There is an old joke I often think of when I relate my feeling about the New Year. "Do you know what Jewish people call Christmas? Tuesday." January 1 this year is a Friday. That may be the only concrete reason to celebrate. It is the start of a weekend.
I guess I get the whole party thing. I am all for arbitrary reasons to celebrate with friends. Who could not use a good throw-down from time to time? The fact that some genius managed to convince Congress to make the day a national holiday is fantastic. So, whatever day of the week, you can stay up late and not worry about work. Yes, not only do I get that logic, I applaud it.
What kills me is the whole resolution thing. Society as a whole honestly feels that there is a natural break in the time-space continuum on the first day of January. Somehow, everything just goes away and there is a fresh start. This is the only time to put the past behind you and "really start trying." No, it's just Friday.
Please don't think that I am bitter. Far from it. I am not trying to be judgmental ... well just a little. Just realize I am not making a judgment call on your morality. I just find it all silly.
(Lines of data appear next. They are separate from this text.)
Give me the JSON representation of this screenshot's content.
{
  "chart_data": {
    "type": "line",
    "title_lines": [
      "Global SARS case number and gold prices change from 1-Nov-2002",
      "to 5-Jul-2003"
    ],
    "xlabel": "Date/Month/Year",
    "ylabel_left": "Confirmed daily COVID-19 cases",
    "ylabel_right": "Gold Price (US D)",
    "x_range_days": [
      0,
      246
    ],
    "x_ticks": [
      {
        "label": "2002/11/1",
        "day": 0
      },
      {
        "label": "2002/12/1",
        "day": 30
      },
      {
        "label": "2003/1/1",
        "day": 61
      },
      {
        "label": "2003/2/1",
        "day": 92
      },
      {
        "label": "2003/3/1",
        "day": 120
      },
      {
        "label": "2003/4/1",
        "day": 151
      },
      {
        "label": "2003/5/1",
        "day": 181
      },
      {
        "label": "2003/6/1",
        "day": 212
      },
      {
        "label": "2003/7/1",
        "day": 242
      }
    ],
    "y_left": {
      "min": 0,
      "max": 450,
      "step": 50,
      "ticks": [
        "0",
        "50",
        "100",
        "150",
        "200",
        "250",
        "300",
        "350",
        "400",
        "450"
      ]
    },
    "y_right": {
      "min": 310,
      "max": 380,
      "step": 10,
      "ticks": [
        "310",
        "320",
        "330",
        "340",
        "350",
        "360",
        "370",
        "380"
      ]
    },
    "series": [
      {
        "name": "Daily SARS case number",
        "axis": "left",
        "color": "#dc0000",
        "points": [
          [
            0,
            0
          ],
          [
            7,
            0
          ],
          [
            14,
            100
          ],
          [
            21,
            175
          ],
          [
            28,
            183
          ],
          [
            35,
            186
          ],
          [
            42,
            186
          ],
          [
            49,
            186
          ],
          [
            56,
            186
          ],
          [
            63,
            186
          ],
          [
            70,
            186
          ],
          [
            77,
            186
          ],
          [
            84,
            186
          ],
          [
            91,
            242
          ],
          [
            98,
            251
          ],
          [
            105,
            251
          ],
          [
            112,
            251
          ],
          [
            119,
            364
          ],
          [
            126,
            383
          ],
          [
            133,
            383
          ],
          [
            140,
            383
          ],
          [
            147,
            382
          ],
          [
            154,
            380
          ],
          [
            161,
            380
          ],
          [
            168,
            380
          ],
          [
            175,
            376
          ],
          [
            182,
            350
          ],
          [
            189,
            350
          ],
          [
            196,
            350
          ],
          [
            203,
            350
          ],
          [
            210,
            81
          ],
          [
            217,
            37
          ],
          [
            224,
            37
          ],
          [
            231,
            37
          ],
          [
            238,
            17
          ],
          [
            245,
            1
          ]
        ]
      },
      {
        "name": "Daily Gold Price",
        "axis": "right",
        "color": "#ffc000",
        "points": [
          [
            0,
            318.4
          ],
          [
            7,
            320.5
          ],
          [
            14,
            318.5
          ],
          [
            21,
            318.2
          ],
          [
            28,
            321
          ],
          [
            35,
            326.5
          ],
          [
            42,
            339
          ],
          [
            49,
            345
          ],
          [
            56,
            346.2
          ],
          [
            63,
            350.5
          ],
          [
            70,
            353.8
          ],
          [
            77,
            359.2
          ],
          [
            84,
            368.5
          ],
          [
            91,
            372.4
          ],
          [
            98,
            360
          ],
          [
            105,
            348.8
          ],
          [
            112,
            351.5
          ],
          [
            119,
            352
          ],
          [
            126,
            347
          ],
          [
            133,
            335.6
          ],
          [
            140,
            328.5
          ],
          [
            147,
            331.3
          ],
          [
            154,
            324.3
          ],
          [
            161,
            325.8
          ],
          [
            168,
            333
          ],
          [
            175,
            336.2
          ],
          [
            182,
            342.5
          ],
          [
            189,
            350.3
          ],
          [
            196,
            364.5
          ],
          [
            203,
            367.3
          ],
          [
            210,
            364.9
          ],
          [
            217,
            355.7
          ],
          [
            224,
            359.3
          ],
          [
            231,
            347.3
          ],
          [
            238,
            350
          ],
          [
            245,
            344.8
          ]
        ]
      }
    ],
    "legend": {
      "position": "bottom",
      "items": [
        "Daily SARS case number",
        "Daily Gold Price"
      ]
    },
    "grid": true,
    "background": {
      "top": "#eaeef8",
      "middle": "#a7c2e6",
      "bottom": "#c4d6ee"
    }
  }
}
To illustrate, let's use popular lines of thought: The economy stinks, everybody knows this. So, if we all try very hard in 2010, it will all go away. No, I mean really resolve to not screw up the economy. Come on, let's at least get the Federal Reserve Board to do it -- it's a lock.
A fat guy resolves to lose weight. This cat really thinks hard about it -- it is a resolution after all. This focus will take place of the need to change eating habits, exercise and make a plan. How can it fail?
A college student resoles to get better grades this year. This one actually has a base in reality. Most institutions of higher learning have a new semester starting in January. So, the D- you got in Chemistry I is gone and you are ready for Chem II. This should work, remember you resolved it. This should make up for all the garbage you did not learn in Chem I. Just try hard with the new stuff, right?
I could go on and on.
George Carlin observed that people who try to better themselves and buy books on how to make money should use the money to buy resume paper. He also pointed out that when you buy a self-help book, it is a sham. The book is not self help -- it's help.
My point is this: you have control over your life. No holiday, book, glee club or even Oprah controls your life. If you want to make it better, do it. If you need to use New Years or whatever to give yourself a jump start, go for it. But make the changes in your behavior that are needed. Change, don't resolve. Take control of your life. If you need help, admit it. Then buy the book.
I was accurate stating that I do make a New Year's resolution every year. However, my intentions are less that pure. Last year I resolved that I would not kiss a hippopotamus on the mouth. You know what, I followed through. How many of you can say that you followed yours without flaw? I thought as much.